Шапошников помолчал. В этой паузе Сталин слышал, как тот думает: о чём именно готовиться, как и через кого, и не пора ли начинать перебирать архивные сводки тридцать восьмого и тридцать девятого, чтобы понять, на каких условиях Бек тогда уходил в отставку и что мог бы предложить теперь.

— Понял, товарищ Сталин.

— Спасибо, Борис Михайлович.

Связь оборвалась. Сталин положил трубку. В кабинете было по-прежнему тихо.

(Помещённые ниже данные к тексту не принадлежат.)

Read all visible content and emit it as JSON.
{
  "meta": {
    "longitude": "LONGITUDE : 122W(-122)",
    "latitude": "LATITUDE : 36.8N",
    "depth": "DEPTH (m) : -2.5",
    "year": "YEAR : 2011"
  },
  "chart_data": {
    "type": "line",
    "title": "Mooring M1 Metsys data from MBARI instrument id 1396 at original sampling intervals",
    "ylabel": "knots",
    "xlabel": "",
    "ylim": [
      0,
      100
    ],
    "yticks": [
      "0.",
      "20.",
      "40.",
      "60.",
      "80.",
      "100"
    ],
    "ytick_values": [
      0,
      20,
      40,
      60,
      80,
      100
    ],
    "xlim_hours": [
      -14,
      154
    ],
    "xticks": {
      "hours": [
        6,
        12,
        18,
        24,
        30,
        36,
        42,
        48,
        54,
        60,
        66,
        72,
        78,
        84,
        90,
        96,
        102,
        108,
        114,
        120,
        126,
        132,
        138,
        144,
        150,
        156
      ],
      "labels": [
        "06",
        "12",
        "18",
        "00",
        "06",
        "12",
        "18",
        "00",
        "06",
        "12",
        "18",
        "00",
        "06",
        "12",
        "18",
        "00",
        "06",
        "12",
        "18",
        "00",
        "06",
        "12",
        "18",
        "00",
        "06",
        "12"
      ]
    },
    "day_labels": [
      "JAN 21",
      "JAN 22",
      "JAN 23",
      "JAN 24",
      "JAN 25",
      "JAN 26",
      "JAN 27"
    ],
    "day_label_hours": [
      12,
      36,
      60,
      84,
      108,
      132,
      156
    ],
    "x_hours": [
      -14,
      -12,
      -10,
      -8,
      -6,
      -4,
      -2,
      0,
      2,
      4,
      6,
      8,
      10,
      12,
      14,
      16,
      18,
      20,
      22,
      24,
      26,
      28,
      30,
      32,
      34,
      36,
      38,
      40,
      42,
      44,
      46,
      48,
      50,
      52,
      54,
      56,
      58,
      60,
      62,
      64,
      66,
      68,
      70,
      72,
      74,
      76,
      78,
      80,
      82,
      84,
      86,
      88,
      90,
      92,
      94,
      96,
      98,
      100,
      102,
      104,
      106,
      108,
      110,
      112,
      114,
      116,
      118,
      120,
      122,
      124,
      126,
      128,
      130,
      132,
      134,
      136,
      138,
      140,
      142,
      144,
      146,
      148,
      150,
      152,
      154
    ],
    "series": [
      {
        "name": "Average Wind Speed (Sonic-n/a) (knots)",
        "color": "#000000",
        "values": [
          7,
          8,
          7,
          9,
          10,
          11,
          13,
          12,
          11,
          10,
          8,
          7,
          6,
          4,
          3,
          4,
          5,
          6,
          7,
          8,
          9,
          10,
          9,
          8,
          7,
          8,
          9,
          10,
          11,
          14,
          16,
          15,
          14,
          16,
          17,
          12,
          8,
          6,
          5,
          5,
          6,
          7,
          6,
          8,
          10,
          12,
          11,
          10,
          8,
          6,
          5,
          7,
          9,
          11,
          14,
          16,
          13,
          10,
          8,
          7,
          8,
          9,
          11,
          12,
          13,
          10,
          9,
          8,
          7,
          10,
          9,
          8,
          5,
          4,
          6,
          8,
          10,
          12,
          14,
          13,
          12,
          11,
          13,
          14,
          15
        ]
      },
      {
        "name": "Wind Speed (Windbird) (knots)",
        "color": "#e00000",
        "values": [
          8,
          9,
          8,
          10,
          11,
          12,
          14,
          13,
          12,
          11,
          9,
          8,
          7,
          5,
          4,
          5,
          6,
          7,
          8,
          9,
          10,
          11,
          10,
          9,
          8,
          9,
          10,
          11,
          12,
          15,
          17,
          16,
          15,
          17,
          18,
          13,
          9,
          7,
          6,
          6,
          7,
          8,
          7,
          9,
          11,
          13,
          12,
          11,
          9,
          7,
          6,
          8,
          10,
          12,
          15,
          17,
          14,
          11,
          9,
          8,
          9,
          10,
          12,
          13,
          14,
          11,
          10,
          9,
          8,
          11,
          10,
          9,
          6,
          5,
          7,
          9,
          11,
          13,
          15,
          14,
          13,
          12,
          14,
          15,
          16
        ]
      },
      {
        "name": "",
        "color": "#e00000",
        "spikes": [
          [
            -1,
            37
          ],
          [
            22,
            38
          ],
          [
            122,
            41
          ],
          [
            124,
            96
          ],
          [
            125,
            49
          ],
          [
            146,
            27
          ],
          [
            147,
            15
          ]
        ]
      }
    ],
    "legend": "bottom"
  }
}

За окном начинался декабрьский день, поздний и серый. В этом сером свете, проступавшем сквозь окна кремлёвского кабинета, Москва, уже знающая, что произошло этой ночью, и ещё не знающая, что её ждёт дальше, шла на работу: в типографии и в булочные, в трамвайные парки и на оборонные заводы. Шёл снег, медленный, крупный. Под этим снегом в Малой Вишере спал, не раздеваясь, генерал Мерецков, и в Кобоне грузчики разгружали полуторки с мукой, и на Псёле часовой стоял на посту и слушал, не идёт ли через лёд кто-то с того берега, и под Волоколамском полковник Громов поднимался затемно, чтобы обойти посты. Никто из них не знал, что во главе войны, против которой они стояли или в которой шли, теперь стоял другой человек; и никто из них, узнав, не понял бы сразу, что именно это значит для каждого лично.